SEAT’s Young Driver programme improves safety

27th November 2012

Motorists who have young children may be pleased to hear that those who have completed SEAT's Young Driver programme are less likely to be involved in an accident.

That is according to a sample which showed the accident rate of motorists who had been involved in the programme was less than half the national average after they had been driving for six months.

Marketing director for Young Driver Kim Stanton said that the company's research "along with data from the Swedish Government, shows that training young people to drive at an early age when they're much more receptive to road safety messages really could save hundreds of lives per year".

The course allows anyone aged between 11 and 17 years of age to learn to drive alongside a qualified instructor.

Peter Rodger, Institute of Advanced Motorists (IAM) chief examiner, believes allowing learners a longer period to drive will help to produce more careful motorists.
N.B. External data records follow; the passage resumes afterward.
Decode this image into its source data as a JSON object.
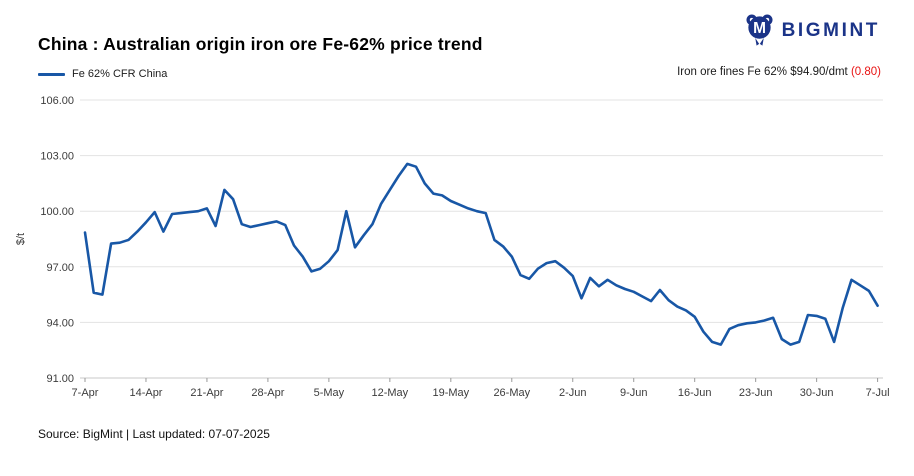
{
  "header": {
    "title": "China : Australian origin iron ore Fe-62% price trend",
    "legend_label": "Fe 62% CFR China",
    "price_note": "Iron ore fines Fe 62% $94.90/dmt ",
    "price_change": "(0.80)"
  },
  "logo": {
    "text": "BIGMINT"
  },
  "footer": {
    "source": "Source: BigMint | Last updated: 07-07-2025"
  },
  "colors": {
    "line": "#1857a6",
    "logo_navy": "#1b3488",
    "change_red": "#e91313",
    "grid": "#e3e3e3",
    "baseline": "#c9c9c9",
    "tick": "#9a9a9a",
    "axis_text": "#3c3c3c"
  },
  "chart_data": {
    "type": "line",
    "title": "China : Australian origin iron ore Fe-62% price trend",
    "xlabel": "",
    "ylabel": "$/t",
    "ylim": [
      91,
      106
    ],
    "grid": "horizontal",
    "legend_position": "top-left",
    "yticks": [
      {
        "value": 91,
        "label": "91.00"
      },
      {
        "value": 94,
        "label": "94.00"
      },
      {
        "value": 97,
        "label": "97.00"
      },
      {
        "value": 100,
        "label": "100.00"
      },
      {
        "value": 103,
        "label": "103.00"
      },
      {
        "value": 106,
        "label": "106.00"
      }
    ],
    "xticks": [
      {
        "day": 0,
        "label": "7-Apr"
      },
      {
        "day": 7,
        "label": "14-Apr"
      },
      {
        "day": 14,
        "label": "21-Apr"
      },
      {
        "day": 21,
        "label": "28-Apr"
      },
      {
        "day": 28,
        "label": "5-May"
      },
      {
        "day": 35,
        "label": "12-May"
      },
      {
        "day": 42,
        "label": "19-May"
      },
      {
        "day": 49,
        "label": "26-May"
      },
      {
        "day": 56,
        "label": "2-Jun"
      },
      {
        "day": 63,
        "label": "9-Jun"
      },
      {
        "day": 70,
        "label": "16-Jun"
      },
      {
        "day": 77,
        "label": "23-Jun"
      },
      {
        "day": 84,
        "label": "30-Jun"
      },
      {
        "day": 91,
        "label": "7-Jul"
      }
    ],
    "series": [
      {
        "name": "Fe 62% CFR China",
        "unit": "$/dmt",
        "dates": [
          "7-Apr",
          "8-Apr",
          "9-Apr",
          "10-Apr",
          "11-Apr",
          "12-Apr",
          "13-Apr",
          "14-Apr",
          "15-Apr",
          "16-Apr",
          "17-Apr",
          "18-Apr",
          "19-Apr",
          "20-Apr",
          "21-Apr",
          "22-Apr",
          "23-Apr",
          "24-Apr",
          "25-Apr",
          "26-Apr",
          "27-Apr",
          "28-Apr",
          "29-Apr",
          "30-Apr",
          "1-May",
          "2-May",
          "3-May",
          "4-May",
          "5-May",
          "6-May",
          "7-May",
          "8-May",
          "9-May",
          "10-May",
          "11-May",
          "12-May",
          "13-May",
          "14-May",
          "15-May",
          "16-May",
          "17-May",
          "18-May",
          "19-May",
          "20-May",
          "21-May",
          "22-May",
          "23-May",
          "24-May",
          "25-May",
          "26-May",
          "27-May",
          "28-May",
          "29-May",
          "30-May",
          "31-May",
          "1-Jun",
          "2-Jun",
          "3-Jun",
          "4-Jun",
          "5-Jun",
          "6-Jun",
          "7-Jun",
          "8-Jun",
          "9-Jun",
          "10-Jun",
          "11-Jun",
          "12-Jun",
          "13-Jun",
          "14-Jun",
          "15-Jun",
          "16-Jun",
          "17-Jun",
          "18-Jun",
          "19-Jun",
          "20-Jun",
          "21-Jun",
          "22-Jun",
          "23-Jun",
          "24-Jun",
          "25-Jun",
          "26-Jun",
          "27-Jun",
          "28-Jun",
          "29-Jun",
          "30-Jun",
          "1-Jul",
          "2-Jul",
          "3-Jul",
          "4-Jul",
          "5-Jul",
          "6-Jul",
          "7-Jul"
        ],
        "values": [
          98.85,
          95.6,
          95.5,
          98.25,
          98.3,
          98.45,
          98.9,
          99.4,
          99.95,
          98.9,
          99.85,
          99.9,
          99.95,
          100.0,
          100.15,
          99.2,
          101.15,
          100.65,
          99.3,
          99.15,
          99.25,
          99.35,
          99.45,
          99.25,
          98.15,
          97.55,
          96.75,
          96.9,
          97.3,
          97.9,
          100.0,
          98.05,
          98.7,
          99.3,
          100.4,
          101.15,
          101.9,
          102.55,
          102.4,
          101.5,
          100.95,
          100.85,
          100.55,
          100.35,
          100.15,
          100.0,
          99.9,
          98.45,
          98.1,
          97.55,
          96.55,
          96.35,
          96.9,
          97.2,
          97.3,
          96.95,
          96.5,
          95.3,
          96.4,
          95.95,
          96.3,
          96.0,
          95.8,
          95.65,
          95.4,
          95.15,
          95.75,
          95.2,
          94.85,
          94.65,
          94.3,
          93.5,
          92.95,
          92.8,
          93.65,
          93.85,
          93.95,
          94.0,
          94.1,
          94.25,
          93.1,
          92.8,
          92.95,
          94.4,
          94.35,
          94.2,
          92.95,
          94.8,
          96.3,
          96.0,
          95.7,
          94.9
        ]
      }
    ],
    "latest": {
      "value": "94.90",
      "change": "-0.80"
    }
  }
}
"It's good to see early indications that pre-driver courses are producing safer drivers.

"The IAM has always felt that training drivers over a longer period of time and catching them when their attitudes towards driving are still developing is key to producing a safer driver.

"Facilitating more time to develop skills of observation and anticipation, and to build a broad experience of different traffic conditions, will ultimately save lives."

In 2002, the AA issued a report entitled 'Introducing a more structured approach to learning to drive', in which it quoted research commissioned by the AA Foundation for Road Safety Research which revealed that 35 per cent of young drivers are unsafe.

The organisation stated that unsafe driving is sometimes caused by peer group pressure, when, for instance, a young motorist's passengers encourage him to drive faster than the speed limit.

As a result of its research, the AA suggested that certain measures should be taken to improve the safety of young drivers.

It called for a mandatory break of six months between applying for a provisional license and taking a test.

Another suggestion was that drivers should be able to apply for a provisional license at 16-and-a-half, although they should not be allowed to take their test until a year later.

In a recent interview with the Telegraph, Edmund King, the AA's president suggested that proposals currently being considered by the government to restrict the number passengers a young driver is allowed was possibly not the best route to take to improve young driver safety.

He suggested that "better training before people pass their test, rather than restricting them" may be a more positive and effective route to take.

As part of Road Safety Week, which took place between November 19th and 25th, SEAT's Young Driver programme donated £1 for every lesson that was purchased to the road safety charity Brake.